We on the right presume government ineptitude. The Washington Post reports today, for example, that the federal employee retirement system paid more than $400 million in benefits over the past few years to deceased retirees. On the same page, we learn that despite the U.S. government’s $7 billion investment in combatting heroin cultivation in Afghanistan, the trade is booming. Last week, the Brookings Institution published a study suggesting that Cash for Clunkers was a failure, costing taxpayers $1.4 million for each of the 3,676 jobs created.
This is normal. There are common sense reasons for it — explanations available to most students of Econ 101. Those spending other people’s money have very little incentive to economize or seek top value.
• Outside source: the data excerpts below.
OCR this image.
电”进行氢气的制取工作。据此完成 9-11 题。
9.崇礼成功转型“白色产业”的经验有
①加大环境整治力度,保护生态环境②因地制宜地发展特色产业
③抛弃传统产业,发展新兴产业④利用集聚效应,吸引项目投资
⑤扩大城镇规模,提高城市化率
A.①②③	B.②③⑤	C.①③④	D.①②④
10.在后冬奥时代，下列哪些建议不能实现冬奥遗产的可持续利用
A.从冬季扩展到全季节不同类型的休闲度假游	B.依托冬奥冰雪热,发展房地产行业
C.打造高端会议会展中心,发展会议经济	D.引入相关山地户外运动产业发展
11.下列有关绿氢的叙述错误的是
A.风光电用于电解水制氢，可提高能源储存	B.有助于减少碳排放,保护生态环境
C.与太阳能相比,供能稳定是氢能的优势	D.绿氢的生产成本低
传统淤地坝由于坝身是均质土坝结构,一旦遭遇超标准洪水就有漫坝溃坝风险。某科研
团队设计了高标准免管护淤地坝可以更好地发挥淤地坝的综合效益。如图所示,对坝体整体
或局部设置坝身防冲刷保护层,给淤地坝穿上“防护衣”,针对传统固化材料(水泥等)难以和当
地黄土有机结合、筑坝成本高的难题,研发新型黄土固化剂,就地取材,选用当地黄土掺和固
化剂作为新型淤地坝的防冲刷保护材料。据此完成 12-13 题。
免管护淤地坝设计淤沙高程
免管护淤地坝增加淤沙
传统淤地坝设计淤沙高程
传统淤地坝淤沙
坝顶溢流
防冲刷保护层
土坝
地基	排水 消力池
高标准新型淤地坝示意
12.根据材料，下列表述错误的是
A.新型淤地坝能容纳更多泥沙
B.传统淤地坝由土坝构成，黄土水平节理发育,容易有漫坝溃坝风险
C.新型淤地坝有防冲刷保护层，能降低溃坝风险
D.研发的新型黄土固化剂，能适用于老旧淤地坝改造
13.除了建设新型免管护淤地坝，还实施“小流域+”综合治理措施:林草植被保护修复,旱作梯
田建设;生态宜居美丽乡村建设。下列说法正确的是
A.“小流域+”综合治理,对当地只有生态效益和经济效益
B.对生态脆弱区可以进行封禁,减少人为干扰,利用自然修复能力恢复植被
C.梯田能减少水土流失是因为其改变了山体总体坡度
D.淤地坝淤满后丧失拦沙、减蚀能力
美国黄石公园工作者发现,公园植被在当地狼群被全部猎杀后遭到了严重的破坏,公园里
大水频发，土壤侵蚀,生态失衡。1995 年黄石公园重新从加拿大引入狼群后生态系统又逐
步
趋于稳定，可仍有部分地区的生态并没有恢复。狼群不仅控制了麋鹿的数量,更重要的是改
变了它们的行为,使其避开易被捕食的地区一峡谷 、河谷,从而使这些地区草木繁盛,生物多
Nor can central bureaucrats possibly have enough information to make wise decisions about something as complex as one-sixth of a $16 trillion economy. As Friedich A. Hayek cautioned: “The curious task of economics is to demonstrate to men how little they really know about what they imagine they can design.”
Discovering that government lacks competence in many areas is what caused a critical group of liberal intellectuals to become the “neo-conservatives” in the 1970s and 1980s. Irving Kristol, Daniel Patrick Moynihan, Norman Podhoretz, Michael Novak and others were not moved only by anti-Communism. They were first chastened by studying the failures of Lyndon Johnson’s Great Society.